Der zweite Tag. Ich fühle mich kränklich, ähnlich einer leichten Erkältung, ein wenig müde. Ich habe geduscht, nachdem ich von einer Nera de Verzasca abgeschleckt wurde. Sie hat mit mir geschmust, aber auch spielerisch ihren gehörnten Kopf gegen meinen Kopf gestossen.
Ich habe Sternschnuppen gesehen heute nacht. Viele, sehr schnell fallende. Bloss eine einzige vermittelte den Eindruck, einen Schweif zu hinterlassen. Der Sternenhimmel erneut so weit oben, so weit weg. Im Hochschauen wurde ich ein wenig ängstlich, ich fühlte mich so klein, so allein: Ob nicht doch der Wolf lauert und die Leiter hochsteigen kann? Aber das Gebimmel der Geissenglöckchen war unaufgeregt – kein Wolf in der Nähe. Einschlafen. Aufwachen. Sterne schauen. Einschlafen. Schwere Träume. Irgendwann die Morgendämmerung, keine Sterne mehr sichtbar.
Ein Kaffee aus der Bialetti kurz nach sieben Uhr. Etwa halb neun kommen die Ziegen von den Berghängen zurück, von alleine, sie wollen gemolken werden. Danach sind sie spielerisch, kämpferisch unterwegs. Später dösen sie in der Sommerhitze.
Die Wanderer sind weg, der Koch beginnt zu kochen, die Zicklein werden mit Milch gefüttert, danach schlecken sie am Salzblock.
Die späten Nachmittagsstunden sind die schönsten Stunden.
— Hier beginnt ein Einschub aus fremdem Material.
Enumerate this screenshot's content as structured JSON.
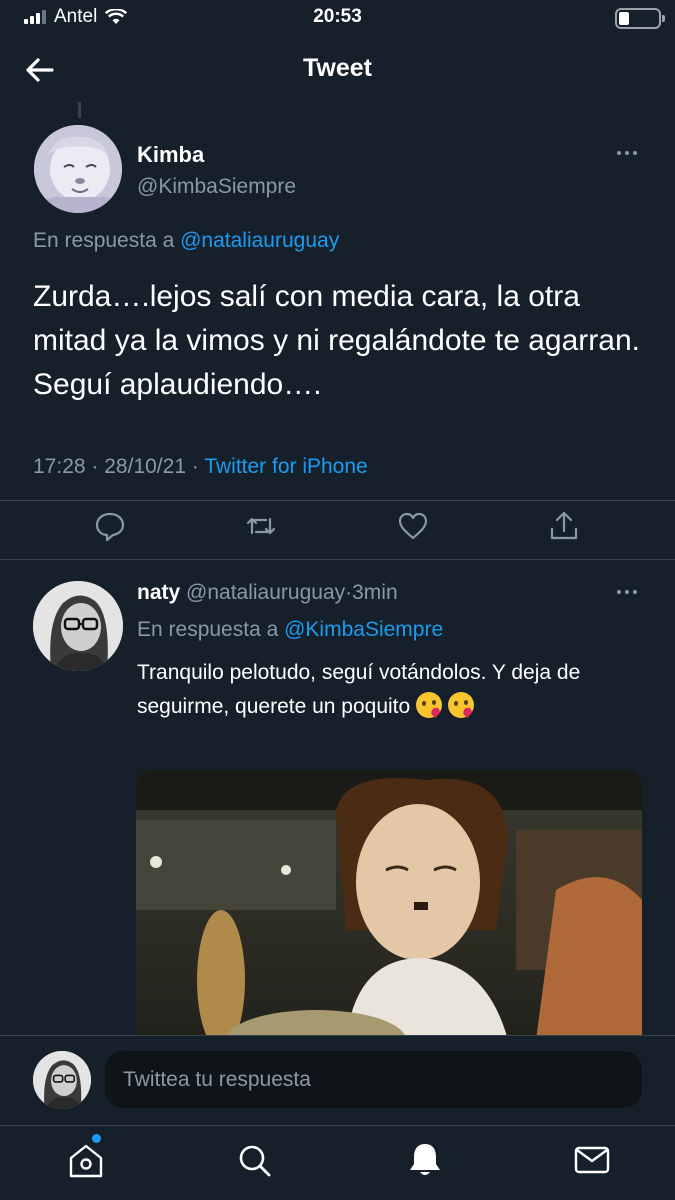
{
  "status_bar": {
    "carrier": "Antel",
    "time": "20:53",
    "battery_level": 0.25
  },
  "header": {
    "title": "Tweet"
  },
  "main_tweet": {
    "name": "Kimba",
    "handle": "@KimbaSiempre",
    "reply_prefix": "En respuesta a",
    "reply_to": "@nataliauruguay",
    "text": "Zurda….lejos salí con media cara, la otra mitad ya la vimos y ni regalándote te agarran. Seguí aplaudiendo….",
    "time": "17:28",
    "date": "28/10/21",
    "separator": "·",
    "source": "Twitter for iPhone"
  },
  "reply_tweet": {
    "name": "naty",
    "handle": "@nataliauruguay",
    "separator": "·",
    "age": "3min",
    "reply_prefix": "En respuesta a",
    "reply_to": "@KimbaSiempre",
    "text": "Tranquilo pelotudo, seguí votándolos. Y deja de seguirme, querete un poquito"
  },
  "composer": {
    "placeholder": "Twittea tu respuesta"
  },
  "colors": {
    "background": "#15202b",
    "accent": "#1d9bf0",
    "secondary_text": "#8b98a5",
    "divider": "#38444d"
  },
  "icons": {
    "back": "arrow-left-icon",
    "more": "more-horizontal-icon",
    "reply": "comment-icon",
    "retweet": "retweet-icon",
    "like": "heart-icon",
    "share": "share-icon",
    "home": "home-icon",
    "search": "search-icon",
    "notifications": "bell-icon",
    "messages": "envelope-icon"
  }
}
Es ist heiss, was alle träge macht, die Berge in der Ferne sind blau, das Licht so mild. Es wird Apéro geben und Abendessen. Und ich werde mich baldmöglichst zurückziehen.


Die gestrige Wandergruppe von sieben Leuten ist wieder da. Sie nehmen natürlicherweise den Steintisch in Besitz und erzählen ohne Unterlass. Schweigen ist ihnen nicht gegeben. Ich freue mich auf die Zeit morgen zwischen neun und drei Uhr, die Stille zwischen dem Gehen der einen und dem Kommen der anderen. In dieser Zeit lassen sich kleine, braun gesprenkelte Eidechsen beobachten. Manche wohnen in den Steinmauern und stecken ihr Köpfchen heraus. Ameisen, welche fleissig Brotkrumen wegtragen. Etliche Grillen und Heuschrecken hüpfen herum und zirpen. Ziegenglöckchen klingen träger in den heissen Nachmittagsstunden. Noch einmal im eiskalten Badewasser baden?
Morgens gegen sechs Uhr schält sich Lena, die Ziegenhirtin der schwarzen Tiere, aus ihrem Schlafsack. Sie übernachtet, wann immer möglich, draussen bei ihren Geissen. Dann öffnet sie den Elektrozaun, und die Tiere verteilen sich. Lena liebt es, zum Frühstück Nutella zu löffeln.
Heute noch soll ein Helikopter kommen und Nachschub an Baumaterial für die neue Steinhütte bringen. Eigentlich ist nur das Fundament aus Steinen. Darauf sollen zwei Wohncontainer gesetzt und dann mit Steinen verkleidet werden, um die typische lokale Optik zu erhalten. Die Küche soll grösser werden und moderner. Ja, sogar über eine Geschirrspülmaschine wird diskutiert. Die Alp ist wohl sehr beliebt bei Wanderern. Gibt sie ihren Charakter dafür preis?